The newly formed 2021 Hastings Youth Council will submit on council projects and for the second year have a seat at council subcommittee tables.
Made up of 19 members from ages 15 to 23, the youth council is responsible for creating opportunities for young people to participate, be heard and be involved in community activities and council decisions.
2021 chairman Karamu High School student Keelan Hesterman believes the real opportunity for the youth council to make a difference is in making submissions on council projects, sitting at subcommittee tables and advocating for young people.
He said the council wants to submit on as much as possible, especially on projects that will affect Hastings in 20-30 years' time, or involve services and infrastructure targeted towards young people.
"My vision is that in 2021 we can really get our teeth into council policy, and build our reputation as a youth body that provides considered and relevant ideas and perspectives on how we deal with the issues facing our region, particularly in regards to our young people."
Council projects include the Waiaroha Water Project and initiatives emerging from the Revitalisation plan.
Starting last year, youth councillors now appoint members to council subcommittees.
Youth appointments were made to the Great Communities, District Development, Eco District and Civic and Administration subcommittees and the Active Transport committee.

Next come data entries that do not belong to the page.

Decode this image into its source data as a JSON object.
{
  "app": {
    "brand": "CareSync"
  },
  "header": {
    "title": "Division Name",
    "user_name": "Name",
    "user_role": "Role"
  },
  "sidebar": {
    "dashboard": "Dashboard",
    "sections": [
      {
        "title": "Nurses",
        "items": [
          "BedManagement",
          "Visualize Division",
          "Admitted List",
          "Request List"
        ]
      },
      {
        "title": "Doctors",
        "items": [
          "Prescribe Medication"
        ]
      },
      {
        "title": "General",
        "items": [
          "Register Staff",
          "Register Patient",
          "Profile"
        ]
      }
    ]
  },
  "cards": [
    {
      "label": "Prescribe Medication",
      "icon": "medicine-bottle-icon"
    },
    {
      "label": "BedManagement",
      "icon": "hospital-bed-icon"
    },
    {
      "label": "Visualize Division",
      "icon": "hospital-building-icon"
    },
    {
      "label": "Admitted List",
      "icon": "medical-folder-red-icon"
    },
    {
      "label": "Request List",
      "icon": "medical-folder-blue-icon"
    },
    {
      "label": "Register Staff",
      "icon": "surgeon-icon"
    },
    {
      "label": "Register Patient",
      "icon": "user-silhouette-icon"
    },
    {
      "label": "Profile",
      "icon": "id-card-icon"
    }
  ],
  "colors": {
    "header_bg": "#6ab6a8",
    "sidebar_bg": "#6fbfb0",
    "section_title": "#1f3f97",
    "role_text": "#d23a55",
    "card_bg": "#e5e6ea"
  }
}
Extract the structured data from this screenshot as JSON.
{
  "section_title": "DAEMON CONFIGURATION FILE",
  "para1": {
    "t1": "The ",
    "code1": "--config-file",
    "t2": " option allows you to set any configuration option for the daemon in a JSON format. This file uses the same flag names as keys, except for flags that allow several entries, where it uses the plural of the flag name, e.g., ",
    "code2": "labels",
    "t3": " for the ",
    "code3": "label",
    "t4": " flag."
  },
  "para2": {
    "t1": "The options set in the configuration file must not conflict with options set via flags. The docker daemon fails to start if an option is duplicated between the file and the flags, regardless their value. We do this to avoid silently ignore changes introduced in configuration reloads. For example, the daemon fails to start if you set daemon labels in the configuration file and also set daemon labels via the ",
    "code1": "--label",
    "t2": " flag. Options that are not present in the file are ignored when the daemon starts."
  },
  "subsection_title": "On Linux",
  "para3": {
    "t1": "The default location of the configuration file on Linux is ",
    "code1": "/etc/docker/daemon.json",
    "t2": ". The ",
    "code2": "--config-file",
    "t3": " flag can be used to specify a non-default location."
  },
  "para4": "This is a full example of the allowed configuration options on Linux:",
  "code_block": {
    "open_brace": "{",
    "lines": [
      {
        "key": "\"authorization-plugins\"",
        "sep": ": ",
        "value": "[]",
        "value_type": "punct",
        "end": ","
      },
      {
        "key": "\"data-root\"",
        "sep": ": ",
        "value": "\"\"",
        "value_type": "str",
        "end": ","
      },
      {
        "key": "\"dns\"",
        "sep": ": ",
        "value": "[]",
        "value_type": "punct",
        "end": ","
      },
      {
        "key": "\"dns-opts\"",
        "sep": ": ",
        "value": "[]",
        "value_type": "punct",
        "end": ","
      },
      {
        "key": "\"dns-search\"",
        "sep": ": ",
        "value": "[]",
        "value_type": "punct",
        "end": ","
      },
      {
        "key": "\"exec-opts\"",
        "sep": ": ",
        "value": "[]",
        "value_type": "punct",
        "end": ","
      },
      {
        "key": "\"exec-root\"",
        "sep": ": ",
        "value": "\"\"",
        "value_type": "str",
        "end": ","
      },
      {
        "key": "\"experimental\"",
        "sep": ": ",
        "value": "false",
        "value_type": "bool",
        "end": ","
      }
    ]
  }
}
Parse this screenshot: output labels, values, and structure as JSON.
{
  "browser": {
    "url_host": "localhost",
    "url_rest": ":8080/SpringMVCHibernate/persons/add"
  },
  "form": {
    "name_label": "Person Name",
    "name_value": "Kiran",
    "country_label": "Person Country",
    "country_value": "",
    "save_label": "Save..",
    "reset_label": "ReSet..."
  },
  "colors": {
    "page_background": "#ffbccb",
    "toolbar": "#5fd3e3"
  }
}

District councillor Wendy Schollum, who works alongside and mentors the youth council, said the council last year used subcommittee appointments as an opportunity to learn about the subcommittee's work programme and how best they could contribute to debate.
They identified the need for succession planning and determined that where possible there is always at least one experienced youth councillor and one new member at each subcommittee meeting, allowing for insights to be passed from one youth council to the next.
Schollum said in order to ensure the aspirations, concerns and ideas of rangatahi are considered in all council planning, policies and decision making, their voice needs to be at the council table from strategy conception.
"After all, it is their generation (and those of their children) that the decisions we make today are most likely to impact."